A vantagem de se tornar mãe ainda jovem, é que chega uma fase na vida em que sua filha ou seu filho tornam-se seus melhores amigos, e vice-versa. Como tenho dois filhos com idades distintas, costumo dizer que tenho que estar atenta a todas as perguntas sobre sexo feito pela mais velha e, ao mesmo tempo, estar disponível para montar Lego com o menor de 8 anos sem fazer cara feia. Porque mãe é isto. De nada adianta você ser uma excelente profissional, ser respeitada fora da sua casa, e deixar a coisa pipocar no relacionamento com seus filhos.
Ao analisar a tolerância e a paciência que tenho com as crianças é que creio realmente que filho é dádiva de Deus para o resto da vida. Muitas vezes não tenho paciência para esperar o elevador, mas já me vi plantada em frente a uma prateleira de brinquedos durante 40 minutos esperando meu filho escolher o presente de aniversário. E fico acordada até alta madrugada, nos finais de semana, enquanto a filha mais velha não coloca o pé dentro de casa. Nos pegamos fazendo concessões nunca imaginadas antes e nos doando de uma forma muito especial. E esta ligação mãe e filho fica para o resto da vida, mesmo você morando aqui e ele lá, a 2 mil quilômetros de distância.
Os desentendimentos também fazem parte do relacionamento das pessoas que se amam que, às vezes, podem até ser frequentes. Mas que são esquecidos em dois minutos. Pelo menos é assim na minha casa. Tem momentos em que eu como mãe e minha dupla como filhos causamos uma mistura de nitroglicerina. E explodimos na medida certa. Mas ninguém na minha casa dorme brigado um com o outro ou sem pedir desculpas. É regra básica para o bom convívio.
Ensinar é algo que tenho que fazer diariamente. E para isto preciso estar atenta aos mínimos detalhes porque ninguém vai fazê-lo por mim. E são mínimas coisas mesmo, como fechar a lata de bolachas e colocar os CDs no lugar. Copo usado, dentro da pia da cozinha; tênis, de volta para o armário; mochila da escola, direto para o quarto. Na mesa, comer de boca fechada, orar antes da refeição, não encher demais o prato.

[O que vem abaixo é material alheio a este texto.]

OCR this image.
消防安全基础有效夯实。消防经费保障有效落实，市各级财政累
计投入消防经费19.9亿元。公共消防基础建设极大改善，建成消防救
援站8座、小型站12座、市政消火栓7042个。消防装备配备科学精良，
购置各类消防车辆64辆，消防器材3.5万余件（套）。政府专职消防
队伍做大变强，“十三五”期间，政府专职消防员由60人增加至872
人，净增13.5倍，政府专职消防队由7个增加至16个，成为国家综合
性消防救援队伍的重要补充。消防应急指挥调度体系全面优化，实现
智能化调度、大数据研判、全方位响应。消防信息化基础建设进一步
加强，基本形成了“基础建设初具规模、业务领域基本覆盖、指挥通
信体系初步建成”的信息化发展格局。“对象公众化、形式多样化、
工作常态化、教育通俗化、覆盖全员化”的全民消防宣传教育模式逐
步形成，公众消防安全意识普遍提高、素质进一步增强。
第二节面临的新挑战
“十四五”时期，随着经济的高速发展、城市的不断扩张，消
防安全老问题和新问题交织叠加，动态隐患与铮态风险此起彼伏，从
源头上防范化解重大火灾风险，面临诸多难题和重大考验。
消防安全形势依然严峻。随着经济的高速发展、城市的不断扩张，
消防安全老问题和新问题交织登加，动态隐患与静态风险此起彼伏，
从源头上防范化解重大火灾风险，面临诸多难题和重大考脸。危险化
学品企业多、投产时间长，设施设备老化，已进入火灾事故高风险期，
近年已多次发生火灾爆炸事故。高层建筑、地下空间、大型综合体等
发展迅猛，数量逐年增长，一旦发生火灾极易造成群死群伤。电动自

Não bater a porta do quarto, não gritar ao telefone, escutar música num volume suportável. É isto o dia inteiro. A gente pensa: até quando vou precisar falar as mesmas coisas?
Mas a gente ensina porque ama e sabe que os bons modos vão se refletir mais tarde, na hora de pedir um emprego, de conviver com a namorada, de frequentar a casa dos amigos. A gente ensina, insiste, ensina de novo, até que obtém sucesso. Aí um dia alguém elogia os modos de seus filhos e você fica com o peito estufado. Afinal, a obra foi sua.
Nada me deixa mais feliz do que ver meus filhos felizes. E mesmo nos momentos mais difíceis, naquelas horas em que você se sente uma formiguinha, os filhos têm o poder mágico de reerguê-la. E não precisa muito. Um carinho, uma palavra de apoio bastam para recompor você inteira.
Quando estou triste, meus filhos também estão. E quando me sinto feliz, tudo é motivo de festa. Cumplicidade entre mãe e filhos é, acima de tudo, prova de amor e respeito. E isto, tenho conseguido no meu lar.